# nice reliance manly, ne



## bikedudeomaha (Sep 25, 2013)

http://omaha.craigslist.org/bik/4089940282.html
this bike was originally posted for $40.00.
I emailed him quick!
then I saw the edited version you see now.
still good price. its appx 50 miles from me


----------



## GiovanniLiCalsi (Sep 25, 2013)

Too good to be true!


----------



## Boris (Sep 25, 2013)

Yeah, right.


----------



## Luckykat32 (Sep 25, 2013)

Agreed...don't get pulled in...or maybe add a zero or two! 




GiovanniLiCalsi said:


> Too good to be true!


----------



## sqrly (Sep 25, 2013)

Says it is missing both pedals but yet there are pedals in the really nice calendar quality photograph.


----------



## bricycle (Sep 25, 2013)

yea, and only one photo?   bull....  
It was taken off this site.....   www.antiquemotorcycle.org


----------



## Freqman1 (Sep 25, 2013)

bikedudeomaha said:


> http://omaha.craigslist.org/bik/4089940282.html
> this bike was originally posted for $40.00.
> I emailed him quick!
> then I saw the edited version you see now.
> still good price. its appx 50 miles from me




You should ask him if you could stop by tonight and see it in person and see what song and dance you get.
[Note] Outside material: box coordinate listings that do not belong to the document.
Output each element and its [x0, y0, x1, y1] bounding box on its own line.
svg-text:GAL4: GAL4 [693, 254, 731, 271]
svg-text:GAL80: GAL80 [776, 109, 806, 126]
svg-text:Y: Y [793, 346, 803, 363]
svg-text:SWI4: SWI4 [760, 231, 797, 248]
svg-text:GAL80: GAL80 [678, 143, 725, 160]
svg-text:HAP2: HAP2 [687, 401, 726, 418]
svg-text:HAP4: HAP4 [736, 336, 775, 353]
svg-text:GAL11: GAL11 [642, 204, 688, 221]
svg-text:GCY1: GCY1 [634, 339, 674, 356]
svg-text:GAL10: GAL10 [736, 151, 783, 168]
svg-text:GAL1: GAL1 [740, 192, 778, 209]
V/r Shawn


----------



## bike (Sep 25, 2013)

*if you do not use do dilligance and follow up--*

then do not cry over spilt mil- things do come up cleap


----------



## willswares1220 (Sep 25, 2013)

Boy, it must fun to toy with people and get them all excited. Just express yourself like a hay seed, being completely uninterested in the rare item your trying to sell and what a messy unsightly headache it is to have around and the valuable space it takes up that you need for something else of more value. Please help this poor person out!!!  
BUY IT$$$$ That's entertainment Folks.......................or maybe it's for real?? WOW!
It would be interested to see what reaction that person had if you made a fair offer $$$$$$$$$$$$$$ well over the amount listed. Very Interesting Motorcycle anyway! 
This is fact: I'm from Wisconsin, just north of Milwaukee and saw an ad in the local paper last fall in the advertising section for a 1922 -25 Indian "Prince" Motorcycle for $4995.00 ( under $5000.00 I remember ) It did turn out it later that it was fact and that it was the sellers, grandfathers motorcycle. So you never know. That Indian motorcycle was probably worth at least $15,000.00 - $20,000.00 +
Once in a while something does come up at a great deal.


----------



## Flat Tire (Sep 25, 2013)

bricycle said:


> yea, and only one photo?   bull....
> It was taken off this site.....   www.antiquemotorcycle.org




Yup it was at the Oley Pa.  AMCA swap meet in 2009. No way it sold cheap at that swap, and the add says its been in his grandmas garage.......except of course when it was in PA in 2009...yuk yuk


----------



## videoranger (Sep 26, 2013)

I saw that listing and immediately flagged it.


----------



## vincev (Sep 26, 2013)

I smell a rat Oops, its Dave Marko.Sorry


----------